20. März 2024, 12:45 Uhr

Weniger als ein Viertel der Flüsse weltweit können frei fließen. Der Rest ist reguliert. Ein Problem. Durch die Dämme und Stauseen gehen die Vorteile, die Flüsse für Menschen und Umwelt haben, verloren.

"Flüsse sind das Lebenselixier unseres Planeten", sagte Michele Thieme, führender Süßwasserforscher beim WWF und weltweiter Führer der WWF-Initiative für frei fließende Flüsse. Wir Menschen nutzen sie als Süßwasser, als Nahrungsquelle, für die Bewässerung in der Landwirtschaft, als Transportweg oder für die Energiegewinnung. Dabei verändern wir ihren Lauf.
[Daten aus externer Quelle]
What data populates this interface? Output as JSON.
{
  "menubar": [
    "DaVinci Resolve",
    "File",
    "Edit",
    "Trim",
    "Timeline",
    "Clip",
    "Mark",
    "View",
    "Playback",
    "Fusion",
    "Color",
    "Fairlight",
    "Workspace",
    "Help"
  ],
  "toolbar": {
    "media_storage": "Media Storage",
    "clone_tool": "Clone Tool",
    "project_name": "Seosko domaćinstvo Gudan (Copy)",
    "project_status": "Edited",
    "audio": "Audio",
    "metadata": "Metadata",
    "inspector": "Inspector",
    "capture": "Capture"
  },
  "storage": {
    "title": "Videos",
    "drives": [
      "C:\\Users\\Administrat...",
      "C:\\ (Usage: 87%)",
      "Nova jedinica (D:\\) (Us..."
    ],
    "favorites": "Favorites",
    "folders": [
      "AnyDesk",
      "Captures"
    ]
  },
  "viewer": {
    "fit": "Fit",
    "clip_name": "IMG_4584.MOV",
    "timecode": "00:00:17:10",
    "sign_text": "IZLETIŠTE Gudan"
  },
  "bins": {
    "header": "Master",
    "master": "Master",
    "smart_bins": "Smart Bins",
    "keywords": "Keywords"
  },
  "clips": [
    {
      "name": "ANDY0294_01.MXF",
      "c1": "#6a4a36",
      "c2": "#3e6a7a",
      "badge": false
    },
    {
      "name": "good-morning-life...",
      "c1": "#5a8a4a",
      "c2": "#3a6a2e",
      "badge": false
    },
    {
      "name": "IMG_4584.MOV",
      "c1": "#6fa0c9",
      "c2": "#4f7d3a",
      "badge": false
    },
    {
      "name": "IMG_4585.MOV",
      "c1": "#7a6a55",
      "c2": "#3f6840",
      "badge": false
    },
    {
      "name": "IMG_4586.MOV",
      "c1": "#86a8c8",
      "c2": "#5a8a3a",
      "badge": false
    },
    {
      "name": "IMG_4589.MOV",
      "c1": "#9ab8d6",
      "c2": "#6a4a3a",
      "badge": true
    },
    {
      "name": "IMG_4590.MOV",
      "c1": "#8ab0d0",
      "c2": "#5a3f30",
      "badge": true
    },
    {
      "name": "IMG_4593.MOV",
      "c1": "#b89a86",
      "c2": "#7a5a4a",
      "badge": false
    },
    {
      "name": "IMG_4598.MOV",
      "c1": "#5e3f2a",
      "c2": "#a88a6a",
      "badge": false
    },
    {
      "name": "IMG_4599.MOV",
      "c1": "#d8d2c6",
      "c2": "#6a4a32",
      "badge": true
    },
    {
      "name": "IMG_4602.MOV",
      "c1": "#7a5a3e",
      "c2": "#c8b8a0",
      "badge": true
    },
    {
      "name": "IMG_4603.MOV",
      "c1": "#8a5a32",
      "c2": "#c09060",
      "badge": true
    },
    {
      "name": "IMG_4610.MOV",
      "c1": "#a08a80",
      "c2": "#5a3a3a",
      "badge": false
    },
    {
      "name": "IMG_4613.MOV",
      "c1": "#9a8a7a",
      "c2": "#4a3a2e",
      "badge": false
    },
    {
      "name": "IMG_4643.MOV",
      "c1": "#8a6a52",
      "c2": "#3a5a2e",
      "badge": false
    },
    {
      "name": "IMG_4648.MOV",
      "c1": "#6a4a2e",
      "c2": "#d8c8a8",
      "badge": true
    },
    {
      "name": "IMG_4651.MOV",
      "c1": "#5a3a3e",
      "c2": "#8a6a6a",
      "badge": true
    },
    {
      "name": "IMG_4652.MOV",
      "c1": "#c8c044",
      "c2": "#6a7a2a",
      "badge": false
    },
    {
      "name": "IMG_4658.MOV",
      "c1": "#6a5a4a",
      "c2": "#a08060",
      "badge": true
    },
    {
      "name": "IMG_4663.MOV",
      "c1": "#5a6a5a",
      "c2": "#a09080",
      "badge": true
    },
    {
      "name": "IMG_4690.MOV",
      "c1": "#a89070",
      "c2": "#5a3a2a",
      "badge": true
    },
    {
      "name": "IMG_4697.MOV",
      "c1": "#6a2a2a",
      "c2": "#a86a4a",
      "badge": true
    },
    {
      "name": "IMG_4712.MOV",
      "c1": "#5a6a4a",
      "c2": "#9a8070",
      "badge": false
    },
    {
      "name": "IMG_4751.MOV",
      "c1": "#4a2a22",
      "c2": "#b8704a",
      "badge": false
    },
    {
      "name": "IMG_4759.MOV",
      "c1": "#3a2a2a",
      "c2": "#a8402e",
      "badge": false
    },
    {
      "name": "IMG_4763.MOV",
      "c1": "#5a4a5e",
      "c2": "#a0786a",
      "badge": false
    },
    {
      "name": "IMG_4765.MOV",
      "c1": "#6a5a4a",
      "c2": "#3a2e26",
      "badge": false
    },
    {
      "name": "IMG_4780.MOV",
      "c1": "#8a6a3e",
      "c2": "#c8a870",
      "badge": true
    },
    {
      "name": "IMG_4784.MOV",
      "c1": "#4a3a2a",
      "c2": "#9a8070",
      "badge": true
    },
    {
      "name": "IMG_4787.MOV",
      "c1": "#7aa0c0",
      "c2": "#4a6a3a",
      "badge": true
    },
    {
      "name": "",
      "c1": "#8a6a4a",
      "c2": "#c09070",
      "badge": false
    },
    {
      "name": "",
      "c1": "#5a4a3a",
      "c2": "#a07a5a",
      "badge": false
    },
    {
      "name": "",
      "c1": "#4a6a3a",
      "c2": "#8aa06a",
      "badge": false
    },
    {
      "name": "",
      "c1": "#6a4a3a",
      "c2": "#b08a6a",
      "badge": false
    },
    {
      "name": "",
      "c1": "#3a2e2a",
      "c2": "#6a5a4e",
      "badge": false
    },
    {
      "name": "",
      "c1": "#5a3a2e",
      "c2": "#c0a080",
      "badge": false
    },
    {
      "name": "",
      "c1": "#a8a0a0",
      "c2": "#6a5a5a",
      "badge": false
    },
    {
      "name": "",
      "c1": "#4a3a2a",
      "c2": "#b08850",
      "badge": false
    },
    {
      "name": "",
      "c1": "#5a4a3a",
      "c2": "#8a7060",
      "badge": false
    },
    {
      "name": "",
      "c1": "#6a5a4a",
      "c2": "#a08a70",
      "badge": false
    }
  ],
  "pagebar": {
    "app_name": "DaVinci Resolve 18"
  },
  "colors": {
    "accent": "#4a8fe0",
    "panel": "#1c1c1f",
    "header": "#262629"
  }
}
Wie groß diese Veränderungen sind, zeigt jetzt eine Studie, für die 34 Wissenschaftler weltweit zwölf Millionen Flusskilometer untersucht haben.

Weltweit 2,8 Millionen Dämme

Das Ergebnis: Frei fließende Flüsse findet man in dicht bevölkerten Regionen wie Nordamerika, Europa und Asien kaum noch. "Heute sind sie weitgehend auf abgelegene Regionen wie die Arktis, das Amazonasbecken und das Kongobecken beschränkt", sagt Christiane Zarfl, Professorin vom Zentrum für Angewandte Geowissenschaften der Universität Tübingen, die an der Studie mitgearbeitet hat. Insgesamt fanden die Forscher rund 2,8 Millionen Dämme.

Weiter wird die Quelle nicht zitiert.